La de este año ha vuelto a ser una Navidad de récord, en la que Vigo demostró que mantiene todavía el pulso de atracción para visitantes nacionales e internacionales. Según los datos municipales, la ocupación hotelera llegó al 75% en diciembre, superior a la de hace un año y volviendo a dejar hoteles llenos y, en ocasiones, con precios disparados aprovechando el tirón navideño.

Los datos facilitados por el Concello muestran que la mitad de los visitantes llegaron desde otras ciudades españolas, representando el 47,7% del total. A ellos se suma casi el 10% de gallegos y gallegas que también se acercaron a la ciudad. Pero el turismo extranjero es también fuerte, con un 42,6% del total.  La mayoría de ellos, procedentes del otro lado del Miño, con miles de portugueses que una vez más no faltaron a la cita con la Navidad de Vigo. Como dato curioso, el Concello registró, dentro del turismo extranjero, un 5% de visitantes de Italia y otro 4,5% de Estados Unidos.

Aunque la Navidad de este 2025-2026 estuvo marcada por la lluvia, que coincidió con muchos de los días 'fuertes' de afluencia turística, la ciudad volvió a acoger a miles de personas. No faltaron los eventos multitudinarios, como la Cabalgata de Reyes Magos o la Papanoleada Motera, pero además algunas marcas volvieron a aprovechar el tirón navideño de la ciudad para grabar sus propios anuncios.

Una edición más, también hubo quejas sobre la contaminación acústica de la noria, que acabó por adelantar su cierre diario o por la "invasión" de vehículos en el núcleo urbano, muchos de ellos aparcados 'a la brava' en zonas peatonales.

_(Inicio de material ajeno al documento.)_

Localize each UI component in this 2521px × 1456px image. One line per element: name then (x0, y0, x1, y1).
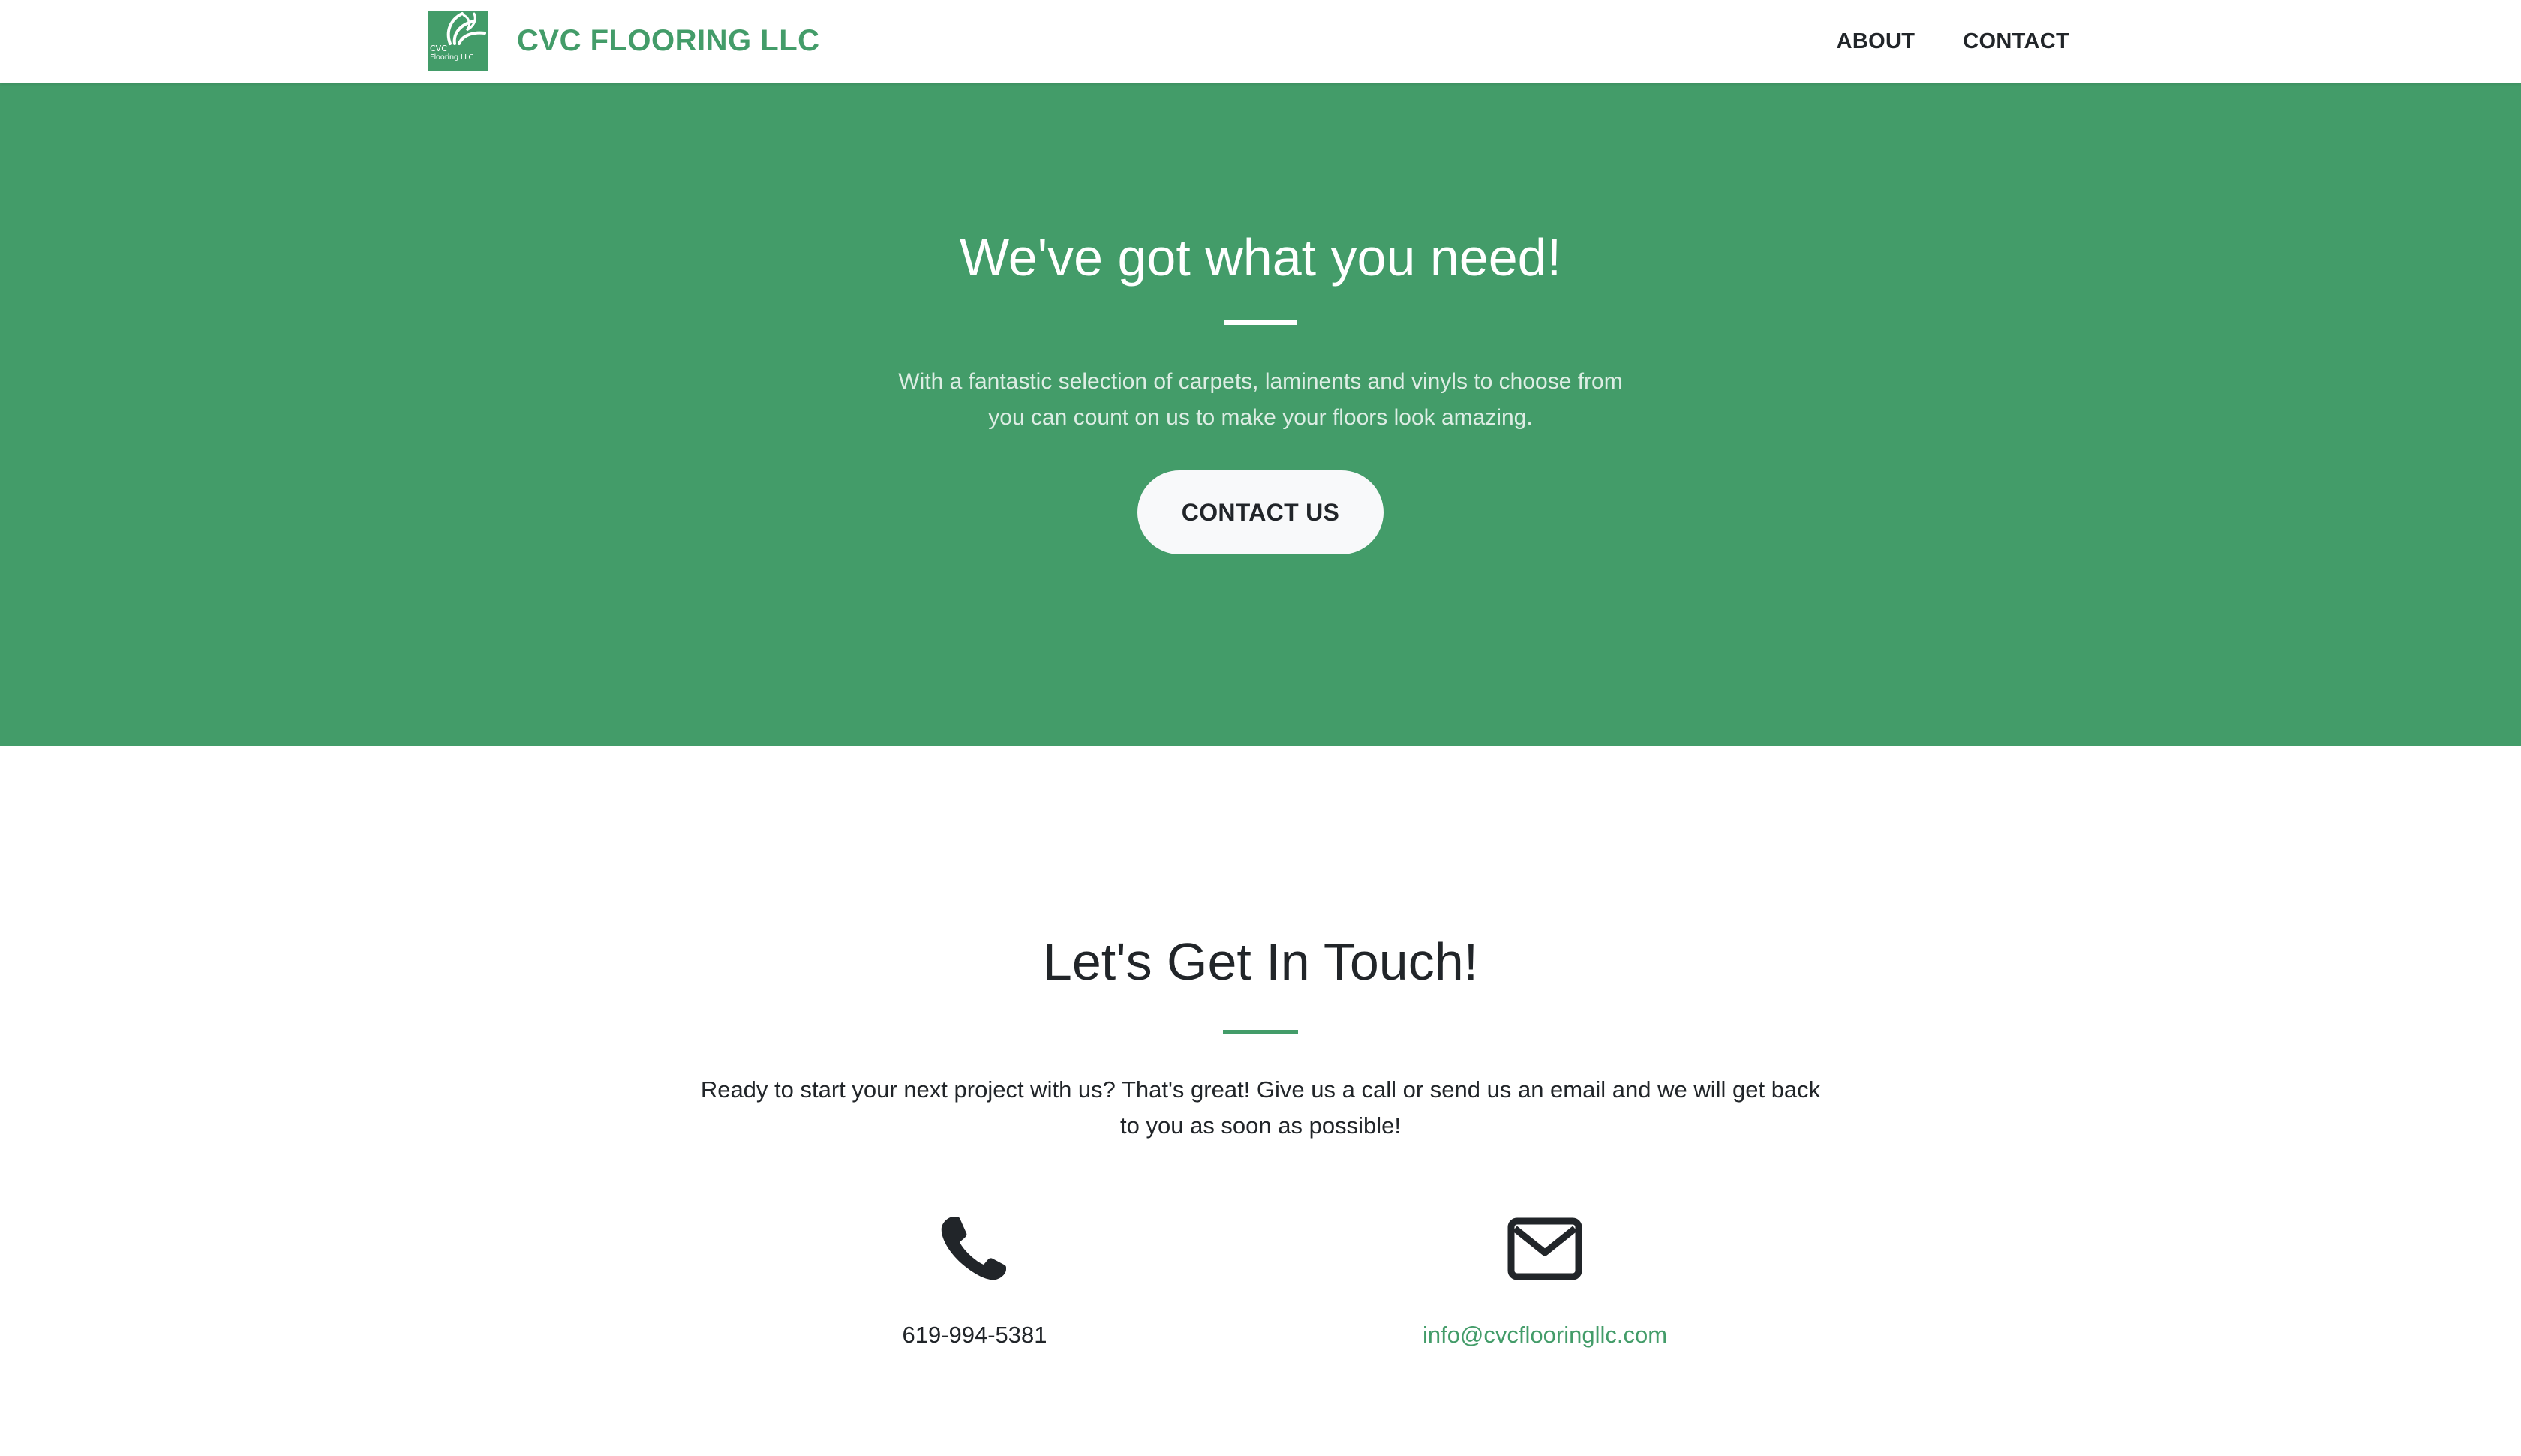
phone-icon (941, 1217, 1006, 1280)
brand-name[interactable]: CVC FLOORING LLC (517, 24, 820, 58)
hero-section: We've got what you need! With a fantasti… (0, 83, 2521, 746)
contact-divider (1223, 1030, 1298, 1034)
contact-us-button[interactable]: CONTACT US (1137, 470, 1384, 554)
logo-text-line2: Flooring LLC (430, 53, 474, 62)
hero-divider (1224, 320, 1297, 325)
envelope-icon (1507, 1217, 1582, 1280)
contact-email: info@cvcflooringllc.com (1357, 1214, 1732, 1350)
brand-link[interactable]: CVC Flooring LLC CVC FLOORING LLC (428, 10, 820, 71)
hero-text: With a fantastic selection of carpets, l… (898, 369, 1623, 430)
email-value: info@cvcflooringllc.com (1357, 1320, 1732, 1350)
logo-text-line1: CVC (430, 44, 447, 53)
nav-links: ABOUT CONTACT (1789, 0, 2069, 83)
email-link[interactable]: info@cvcflooringllc.com (1423, 1322, 1667, 1348)
contact-phone: 619-994-5381 (787, 1214, 1162, 1350)
brand-logo: CVC Flooring LLC (428, 11, 488, 71)
nav-link-about[interactable]: ABOUT (1837, 29, 1916, 54)
navbar: CVC Flooring LLC CVC FLOORING LLC ABOUT … (0, 0, 2521, 83)
phone-number[interactable]: 619-994-5381 (787, 1320, 1162, 1350)
hero-heading: We've got what you need! (959, 228, 1562, 287)
contact-heading: Let's Get In Touch! (1042, 932, 1479, 991)
contact-text: Ready to start your next project with us… (700, 1076, 1821, 1139)
leaf-swirl-logo-icon (446, 12, 486, 45)
nav-link-contact[interactable]: CONTACT (1963, 29, 2069, 54)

También hubo imágenes insólitas de picnics en las propias aceras.

Pero, con todo, entre las grandes decepciones de la Navidad de Vigo estuvo el Vialia on Ice, a cargo de la Agrupación de Empresarios en la Organización de Eventos, Ferias y Mercados de la Comunidad de Madrid (AMFE), que se quedó a medio gas con una pista de patinaje cerrada, sin montar las atracciones anunciadas e incluso con una rampa de hielo que nunca funcionó.

En cualquier caso, la Navidad de Vigo volvió a cerrar una edición multitudinaria en la que se estrenaron nuevos atractivos, consolidando el Paseo de Alfonso y Elduayen como la ampliación del paseo navideño del centro y espacio de encuentro de vigueses y turistas. Ahora, la ciudad se prepara para ir recobrando poco a poco la normalidad, una vez acabe el desmontaje de los miles de arcos, luces y elementos gigantes que pueblan Vigo y encara ya sus siguientes grandes fiestas: el Entroido, este próximo febrero, y la Reconquista, en marzo.